Other new technologies have been proposed to improve the assessment of HNSCC morphology and limits. Keereweer et al.16 described a NIR fluorescence optical imaging during surgery as having the potential of to identify malignant lesions before becoming visible to the naked eye. NIR fluorescence optical imaging-guided surgery showed improved HNSCC resection quality in animal models in studies conducted by Atallah et al.17 and Christensen et al.19 Iqbal & Pan18 postulated in a revision article that NIR guided fluorescent surgery allowed the detection of residual microscopic disease in lymph nodes and other tissues.
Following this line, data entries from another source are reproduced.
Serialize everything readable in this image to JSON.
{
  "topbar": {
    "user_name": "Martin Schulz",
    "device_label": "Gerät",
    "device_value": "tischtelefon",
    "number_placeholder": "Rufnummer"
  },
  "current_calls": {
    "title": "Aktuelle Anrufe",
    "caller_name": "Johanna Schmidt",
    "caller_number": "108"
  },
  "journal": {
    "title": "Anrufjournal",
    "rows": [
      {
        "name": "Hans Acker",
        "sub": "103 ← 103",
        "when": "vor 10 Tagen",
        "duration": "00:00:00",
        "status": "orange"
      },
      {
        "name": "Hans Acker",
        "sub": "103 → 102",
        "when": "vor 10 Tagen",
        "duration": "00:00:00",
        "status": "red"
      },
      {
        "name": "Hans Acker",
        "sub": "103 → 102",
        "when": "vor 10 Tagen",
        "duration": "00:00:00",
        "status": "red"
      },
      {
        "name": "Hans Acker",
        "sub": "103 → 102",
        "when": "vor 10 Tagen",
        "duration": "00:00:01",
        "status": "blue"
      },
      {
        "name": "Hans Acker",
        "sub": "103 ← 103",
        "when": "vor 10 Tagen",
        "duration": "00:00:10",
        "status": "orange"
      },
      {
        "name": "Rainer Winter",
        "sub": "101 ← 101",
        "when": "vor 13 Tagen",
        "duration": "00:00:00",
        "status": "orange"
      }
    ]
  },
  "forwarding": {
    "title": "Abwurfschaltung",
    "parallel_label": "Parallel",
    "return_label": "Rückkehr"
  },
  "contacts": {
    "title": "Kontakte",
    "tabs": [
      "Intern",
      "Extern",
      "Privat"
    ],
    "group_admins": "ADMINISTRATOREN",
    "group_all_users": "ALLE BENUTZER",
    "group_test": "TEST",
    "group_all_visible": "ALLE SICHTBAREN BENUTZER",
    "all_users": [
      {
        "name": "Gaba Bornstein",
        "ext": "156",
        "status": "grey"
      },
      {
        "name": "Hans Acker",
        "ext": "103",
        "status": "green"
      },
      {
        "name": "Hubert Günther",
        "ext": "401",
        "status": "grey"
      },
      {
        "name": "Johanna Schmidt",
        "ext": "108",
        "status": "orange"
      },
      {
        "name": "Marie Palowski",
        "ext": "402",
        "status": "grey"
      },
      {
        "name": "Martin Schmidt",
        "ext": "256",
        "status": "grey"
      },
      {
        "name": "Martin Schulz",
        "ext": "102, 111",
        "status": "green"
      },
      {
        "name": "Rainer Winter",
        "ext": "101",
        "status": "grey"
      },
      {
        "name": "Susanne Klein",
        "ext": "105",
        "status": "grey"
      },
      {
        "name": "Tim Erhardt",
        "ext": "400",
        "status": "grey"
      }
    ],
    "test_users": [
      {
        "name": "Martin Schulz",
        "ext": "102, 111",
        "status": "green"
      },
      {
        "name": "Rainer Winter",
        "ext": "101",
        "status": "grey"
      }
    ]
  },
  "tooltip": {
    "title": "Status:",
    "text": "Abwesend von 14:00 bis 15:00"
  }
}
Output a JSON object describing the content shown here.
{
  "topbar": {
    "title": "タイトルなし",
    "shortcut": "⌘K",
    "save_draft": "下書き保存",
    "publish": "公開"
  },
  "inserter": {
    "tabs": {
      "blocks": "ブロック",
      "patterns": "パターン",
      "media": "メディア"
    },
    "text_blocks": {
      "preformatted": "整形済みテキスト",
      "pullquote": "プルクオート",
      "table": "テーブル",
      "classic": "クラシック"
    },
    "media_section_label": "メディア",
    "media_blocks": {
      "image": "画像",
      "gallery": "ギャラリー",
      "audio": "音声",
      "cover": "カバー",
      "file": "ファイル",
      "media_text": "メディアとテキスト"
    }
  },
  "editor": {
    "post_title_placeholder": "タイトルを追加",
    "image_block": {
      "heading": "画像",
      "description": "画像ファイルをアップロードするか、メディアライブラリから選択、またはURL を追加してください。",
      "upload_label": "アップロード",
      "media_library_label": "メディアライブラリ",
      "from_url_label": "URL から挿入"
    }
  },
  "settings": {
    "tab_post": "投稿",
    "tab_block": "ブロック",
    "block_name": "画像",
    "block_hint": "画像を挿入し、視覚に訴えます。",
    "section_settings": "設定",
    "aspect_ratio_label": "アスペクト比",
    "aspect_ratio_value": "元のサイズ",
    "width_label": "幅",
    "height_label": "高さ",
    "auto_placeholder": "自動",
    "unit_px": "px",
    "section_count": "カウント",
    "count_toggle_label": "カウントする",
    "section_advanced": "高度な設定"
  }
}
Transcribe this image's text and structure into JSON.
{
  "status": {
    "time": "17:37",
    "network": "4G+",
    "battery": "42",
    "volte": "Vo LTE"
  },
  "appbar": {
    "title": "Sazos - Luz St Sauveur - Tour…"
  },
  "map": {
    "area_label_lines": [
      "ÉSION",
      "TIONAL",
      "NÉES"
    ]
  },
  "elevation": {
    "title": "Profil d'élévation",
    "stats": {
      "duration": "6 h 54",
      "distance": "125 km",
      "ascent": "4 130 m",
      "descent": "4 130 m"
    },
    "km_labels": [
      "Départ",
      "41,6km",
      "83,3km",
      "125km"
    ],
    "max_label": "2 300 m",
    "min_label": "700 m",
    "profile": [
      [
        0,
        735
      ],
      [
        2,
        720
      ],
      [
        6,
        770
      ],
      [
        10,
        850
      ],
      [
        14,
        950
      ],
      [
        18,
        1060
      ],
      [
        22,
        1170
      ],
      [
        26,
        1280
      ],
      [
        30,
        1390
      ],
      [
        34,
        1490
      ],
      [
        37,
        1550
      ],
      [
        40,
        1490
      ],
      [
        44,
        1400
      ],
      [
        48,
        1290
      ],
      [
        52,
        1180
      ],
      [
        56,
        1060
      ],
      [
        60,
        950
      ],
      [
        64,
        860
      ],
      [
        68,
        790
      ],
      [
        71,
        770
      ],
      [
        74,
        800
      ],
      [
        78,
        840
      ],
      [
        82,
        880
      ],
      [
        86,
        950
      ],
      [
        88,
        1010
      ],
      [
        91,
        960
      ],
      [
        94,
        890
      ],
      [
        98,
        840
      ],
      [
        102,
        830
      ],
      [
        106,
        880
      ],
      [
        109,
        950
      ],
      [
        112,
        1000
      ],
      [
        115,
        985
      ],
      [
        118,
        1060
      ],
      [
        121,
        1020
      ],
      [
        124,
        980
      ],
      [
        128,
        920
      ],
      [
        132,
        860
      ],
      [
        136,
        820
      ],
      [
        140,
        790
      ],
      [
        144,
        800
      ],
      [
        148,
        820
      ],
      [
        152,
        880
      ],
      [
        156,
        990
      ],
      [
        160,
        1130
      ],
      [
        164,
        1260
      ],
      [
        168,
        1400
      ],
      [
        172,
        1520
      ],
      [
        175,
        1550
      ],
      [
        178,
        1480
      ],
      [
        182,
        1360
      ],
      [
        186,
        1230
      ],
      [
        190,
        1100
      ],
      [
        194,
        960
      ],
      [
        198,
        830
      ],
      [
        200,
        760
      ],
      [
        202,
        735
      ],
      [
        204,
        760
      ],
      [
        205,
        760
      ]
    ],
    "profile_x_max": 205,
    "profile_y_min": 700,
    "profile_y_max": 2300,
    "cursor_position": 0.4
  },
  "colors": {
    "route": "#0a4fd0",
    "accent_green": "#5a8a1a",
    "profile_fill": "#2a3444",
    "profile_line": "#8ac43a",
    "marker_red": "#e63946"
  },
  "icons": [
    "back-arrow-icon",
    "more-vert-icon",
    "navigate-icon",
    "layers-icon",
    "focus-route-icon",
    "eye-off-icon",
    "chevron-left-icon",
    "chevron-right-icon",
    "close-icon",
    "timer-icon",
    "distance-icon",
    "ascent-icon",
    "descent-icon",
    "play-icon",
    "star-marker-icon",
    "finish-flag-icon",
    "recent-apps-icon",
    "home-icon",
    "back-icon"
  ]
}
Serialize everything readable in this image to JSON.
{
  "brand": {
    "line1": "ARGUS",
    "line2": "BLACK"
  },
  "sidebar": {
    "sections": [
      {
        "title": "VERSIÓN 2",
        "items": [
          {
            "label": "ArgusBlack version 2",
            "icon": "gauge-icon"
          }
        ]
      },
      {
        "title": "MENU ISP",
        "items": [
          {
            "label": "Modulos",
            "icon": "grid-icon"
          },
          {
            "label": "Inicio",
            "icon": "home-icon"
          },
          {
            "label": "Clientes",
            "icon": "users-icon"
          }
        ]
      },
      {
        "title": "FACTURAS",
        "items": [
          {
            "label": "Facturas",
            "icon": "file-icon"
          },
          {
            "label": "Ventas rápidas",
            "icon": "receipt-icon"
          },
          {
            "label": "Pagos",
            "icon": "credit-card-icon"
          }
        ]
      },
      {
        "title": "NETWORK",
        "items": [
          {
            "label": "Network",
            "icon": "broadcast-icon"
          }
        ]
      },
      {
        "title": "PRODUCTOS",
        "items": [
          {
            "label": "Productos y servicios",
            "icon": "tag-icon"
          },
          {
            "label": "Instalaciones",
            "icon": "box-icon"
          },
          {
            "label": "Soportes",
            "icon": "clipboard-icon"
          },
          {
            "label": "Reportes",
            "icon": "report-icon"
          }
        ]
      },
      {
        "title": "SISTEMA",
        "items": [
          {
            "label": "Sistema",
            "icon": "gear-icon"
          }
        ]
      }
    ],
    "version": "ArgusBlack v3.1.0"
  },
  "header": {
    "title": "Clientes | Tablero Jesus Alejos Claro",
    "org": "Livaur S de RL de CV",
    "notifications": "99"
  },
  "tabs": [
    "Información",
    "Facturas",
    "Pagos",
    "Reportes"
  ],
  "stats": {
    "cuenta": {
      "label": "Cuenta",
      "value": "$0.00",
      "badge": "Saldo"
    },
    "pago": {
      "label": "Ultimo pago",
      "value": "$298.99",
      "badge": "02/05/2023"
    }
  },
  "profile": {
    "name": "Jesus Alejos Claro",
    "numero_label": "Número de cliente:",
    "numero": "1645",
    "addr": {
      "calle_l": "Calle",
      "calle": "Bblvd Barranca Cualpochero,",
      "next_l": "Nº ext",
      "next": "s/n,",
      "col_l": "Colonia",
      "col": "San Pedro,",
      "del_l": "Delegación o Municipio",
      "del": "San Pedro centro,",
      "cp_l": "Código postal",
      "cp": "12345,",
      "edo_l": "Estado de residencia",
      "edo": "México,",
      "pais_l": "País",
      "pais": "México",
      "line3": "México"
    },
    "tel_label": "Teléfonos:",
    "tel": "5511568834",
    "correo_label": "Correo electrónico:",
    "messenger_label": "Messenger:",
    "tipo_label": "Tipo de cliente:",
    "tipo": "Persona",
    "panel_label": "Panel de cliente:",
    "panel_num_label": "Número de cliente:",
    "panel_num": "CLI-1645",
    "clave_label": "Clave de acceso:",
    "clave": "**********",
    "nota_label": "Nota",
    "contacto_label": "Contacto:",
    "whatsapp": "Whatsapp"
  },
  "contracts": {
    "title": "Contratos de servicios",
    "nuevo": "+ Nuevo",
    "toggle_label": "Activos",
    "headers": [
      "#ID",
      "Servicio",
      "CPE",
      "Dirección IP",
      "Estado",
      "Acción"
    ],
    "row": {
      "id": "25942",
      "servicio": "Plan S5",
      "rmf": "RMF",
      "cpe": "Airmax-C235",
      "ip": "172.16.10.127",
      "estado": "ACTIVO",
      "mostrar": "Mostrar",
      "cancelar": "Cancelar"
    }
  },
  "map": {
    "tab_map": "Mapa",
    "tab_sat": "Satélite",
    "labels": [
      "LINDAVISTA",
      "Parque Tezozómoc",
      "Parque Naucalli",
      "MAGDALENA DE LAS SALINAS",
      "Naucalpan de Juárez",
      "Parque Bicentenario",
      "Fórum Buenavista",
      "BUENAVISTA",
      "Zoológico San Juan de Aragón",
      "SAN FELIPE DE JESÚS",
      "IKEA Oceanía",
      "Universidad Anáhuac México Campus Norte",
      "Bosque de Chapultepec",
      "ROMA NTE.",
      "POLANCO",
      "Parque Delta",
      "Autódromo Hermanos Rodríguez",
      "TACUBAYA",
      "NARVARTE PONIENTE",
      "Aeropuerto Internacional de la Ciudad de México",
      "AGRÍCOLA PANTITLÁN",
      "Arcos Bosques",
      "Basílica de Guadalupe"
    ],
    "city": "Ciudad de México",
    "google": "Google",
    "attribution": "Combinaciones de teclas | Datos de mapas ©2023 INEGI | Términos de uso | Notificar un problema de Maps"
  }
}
Moreover, molecular margin analysis has been indicated to distinguish normal from pathological tissues; intraoperatively, this information may be used to guide resection, while postoperatively, it may help to stratify patients for adjuvant treatment.26 Although these methods seem to be more effective to identify residual tumors,12,20 their cost and complexity may limit their use to large-scale services.

Conclusion

Despite the small sample size and limited statistical analyses, our data suggest that the 3DS model represents a useful tool for surgical planning complete OSCC resection, but confirmation in a larger cohort of patients is required. If so, it is possible that the low-cost 3DS model can be used to complement palpation, visual inspection, and frozen sections for the identification of residual tumor in OSCC resection in cancer patient care services of different levels of complexity and variable financial resources.

Ethics in publishing

This study was approved by the local Ethical Committee (number: 970.160). All procedures were carried out according to the Helsinki Declaration, and informed consent was obtained.

Funding

The study was conducted with financial support of Coordenação de Aperfeiçoamento de Pessoal de Nivel Superior (CAPES).

Conflicts of interest

The authors declare no conflicts of interest.